Guide to Overpaying your Mortgage
If you’ve got an extra bit of money lying around, the first option that may spring to mind is to overpay your mortgage. By paying more than the required mortgage repayment each month you erode the amount you owe quicker, reducing the interest you pay and potentially knocking years off your mortgage term.
A borrower with a £150,000 tracker mortgage will have seen their monthly repayments drop by nearly £400 since interest rates peaked. If they used this extra money to overpay their mortgage each month, and continued to overpay it by the same amount for the rest of the term, they could repay their loan 11 years early on a 25-year mortgage.
While being mortgage free 11 years ahead of schedule might sound like a very tempting prospect, there are several things that need to be considered before you go down this route.
1) Does your mortgage lender allow you to make overpayments or will you be penalised for doing so? There’s no point using your spare cash to pay extra off the mortgage each month if doing so will trigger penalty charges.
2) It’s worth finding out if you can get your hands on the money again if you need to. Some mortgages enable people to borrow back money they’ve overpaid at the same rate. Others allow people to take payment holidays up to the amount they’ve overpaid. But on some deals, once the money’s been used to pay down the loan, the borrower can’t get it back without remortgaging.
3) People are generally advised to repay debts with the highest interest rates first. So it might not make sense to prioritise making overpayments on your mortgage, if you have outstanding credit card or loan debt on which you’re paying double-digit interest.

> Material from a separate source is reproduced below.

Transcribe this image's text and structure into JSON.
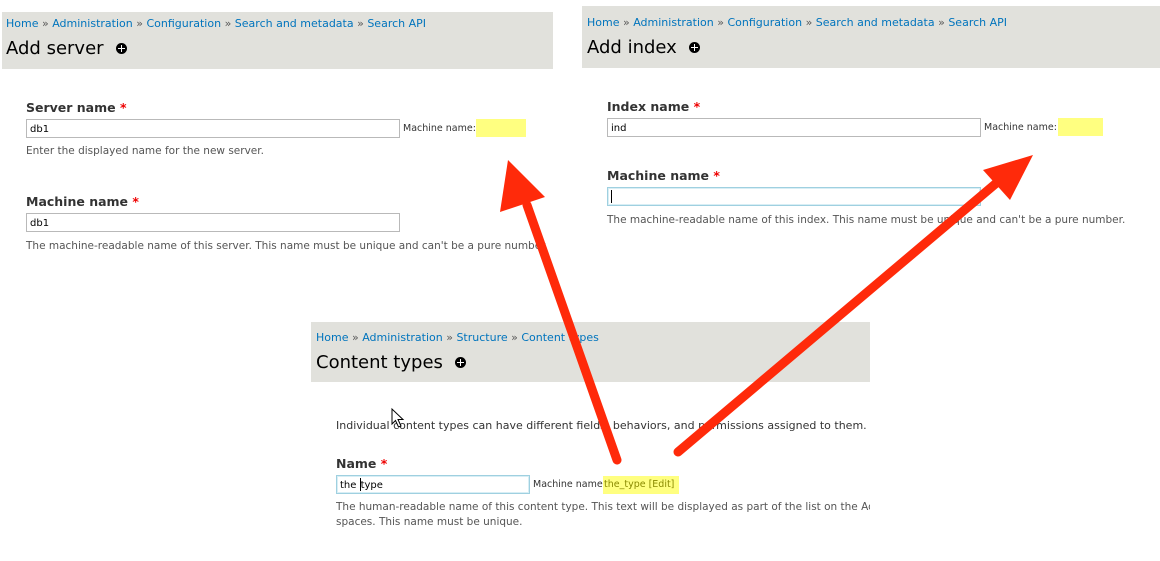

4) Since the credit crunch first struck, lenders have been increasing the size of the deposits or equity stakes people need in order to qualify for the most competitive mortgage rates. At the same time, house price falls mean people now have significantly less equity in their property than they did a year ago.
Making overpayments might be enough to reduce your loan-to-value ratio sufficiently to put you into a lower mortgage tier, saving a considerable amount on the rate you’ll pay when you come to remortgage.